Le canal CGPI représentera entre 25 et 30% de notre collecte en assurance vie en 2013.

Bernard Le Bras, président du directoire de suravenir

L'actualité réglementaire est également chargée en France, avec l'entrée en vigueur, le 1er octobre, de la recommandation de l'Autorité de contrôle prudentielle et de résolution (ACPR) et de l'Autorité des marchés financiers (AMF) portant sur le recueil des informations clients et le devoir de conseil lors de la souscription d'un contrat d'assurance vie, mais aussi en cours de contrat, à l'occasion d'un nouveau versement ou d'un arbitrage. L'intervention de Fabrice Pesin, secrétaire général adjoint de l'ACPR, dans l'atelier « Recommandations et contrôles, ce que cela implique dans le devoir de conseil », a également fait salle comble. Le matin, il déclarait sur le plateau de L'Argus TV : « Une grande partie des CGPI applique déjà cette recommandation, dont l'objet est de tirer vers le haut ceux qui ne seraient pas encore tout à fait au niveau attendu », et d'éliminer toute « distorsion de concurrence et d'image » avec des grands réseaux bancaires. Depuis trois ans et demi que l'ACPR est active sur le sujet des pratiques commerciales, « nous avons fait beaucoup de pédagogie et nous avons effectué de nombreux contrôles », selon Fabrice Pesin, qui rappele la première sanction, en juin, au titre de manquement au niveau du devoir de conseil. L'autre sujet de préoccupation touche à la fiscalité : l'annonce dans le projet de loi de financement de la Sécurité sociale de l'application du taux de 15,5% à l'intégralité des gains sur les contrats d'assurance vie ou des PEA depuis 1997 a pris par surprise les CGPI (encadré). « On donne d'une main et on prend de l'autre », a déploré l'un d'eux.
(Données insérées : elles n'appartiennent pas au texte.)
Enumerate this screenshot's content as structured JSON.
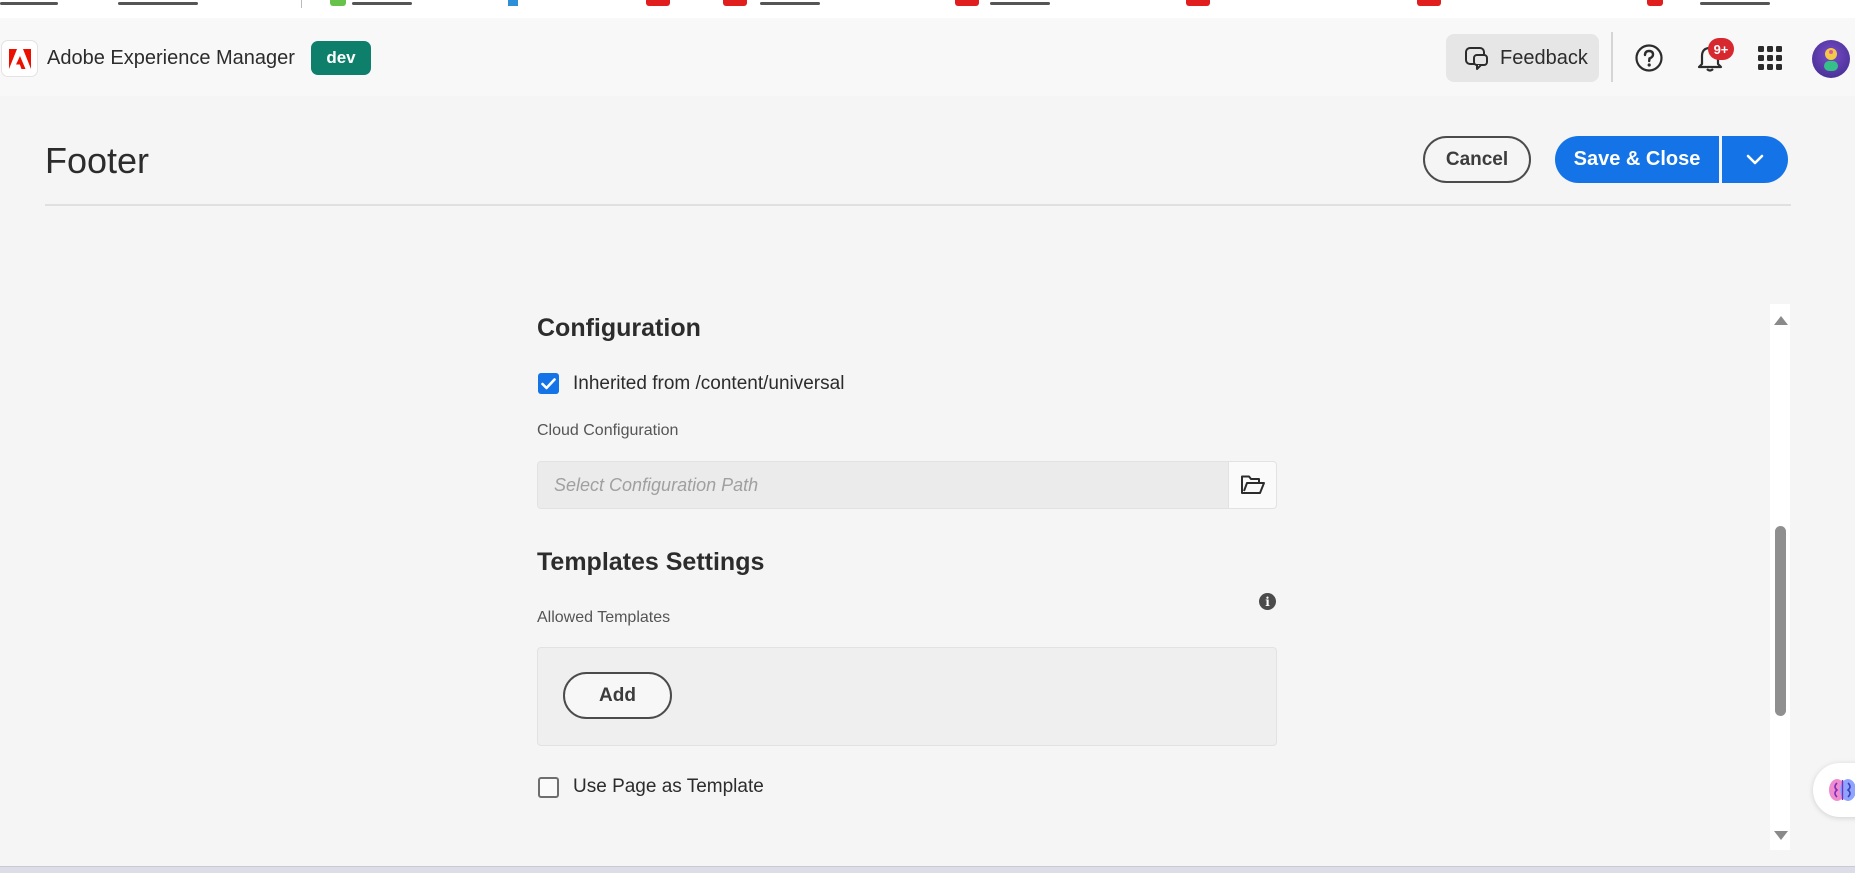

En dépit du poids de la réglementation, les CGPI restent optimistes, car leur activité montre des signes de rebond en 2013, avec le retour de la collecte en unités de compte. Les CGPI sont devenus « opportunistes », relève un acteur du marché, s'adaptant chaque année aux surprises fiscales et réglementaires. Pour sa vingtième édition, Patrimonia aura montré que le monde de la gestion de patrimoine s'est fortement professionnalisé en deux décennies.

PRÉLÈVEMENTS SOCIAUX Un signal négatif pour les épargnants

Les professionnels de l'épargne, présents à Patrimonia ont plutôt mal réagi à la hausse des prélèvements sociaux sur certains revenus du capital annoncée par le gouvernement, le 26 septembre, dans le cadre de la présentation du projet de loi de financement de la Sécurité sociale (PLFSS) pour 2014. Cette disposition vise à harmoniser les prélèvements au taux de 15,5%, en supprimant une taxation des gains au taux en vigueur lors de leur réalisation. « C'est encore un coup porté au rendement », réagissait un assureur.
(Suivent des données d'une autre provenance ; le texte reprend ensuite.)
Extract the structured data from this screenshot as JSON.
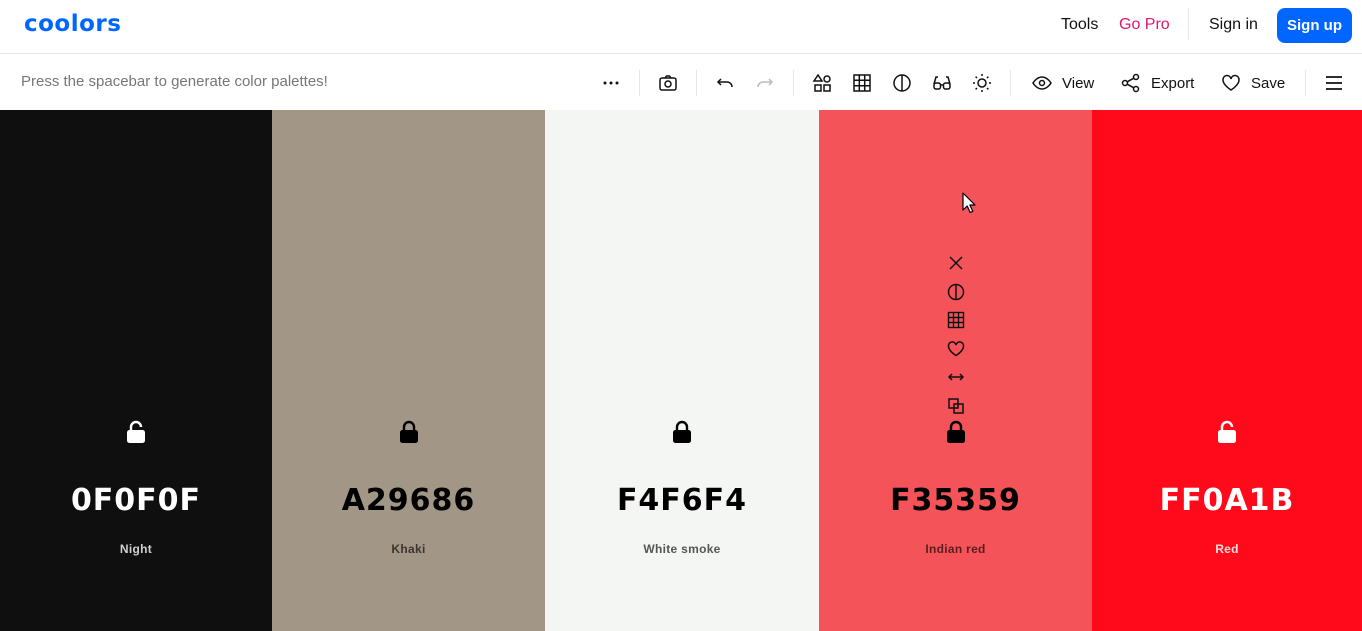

En fait, la mesure a surtout surpris les professionnels, et beaucoup d'entre eux avaient même du mal à en mesurer exactement la portée. Dans le cas de l'assurance vie, cette mesure concernerait uniquement les contrats multisupports ouverts avant septembre 1997, selon l'analyse effectuée par des spécialistes de la fiscalité à partir du dossier de presse du PLFSS 2014. Et ce taux de 15,5% s'appliquerait, en cas de rachat, aux intérêts acquis depuis septembre 1997 sur les primes versés avant cette date. Et de bien préciser : « Les règles applicables en cas de décès sont maintenues. »

Bref, le volume de contrats concernés serait assez peu élevé. Par exemple, tous les produits purement en euros ne seraient pas concernés. Mais psychologiquement, l'impact est bien réel. « On n'envoie jamais un bon signal aux épargnants avec une telle mesure », explique un spécialiste de la gestion de patrimoine, alors que l'un de ses confrères rappelle que le rapport « Berger-Lefebvre » insistait bien sur l'intérêt d'une fiscalité stable, avant la réforme de l'assurance vie annoncée pour cet hiver. F. L.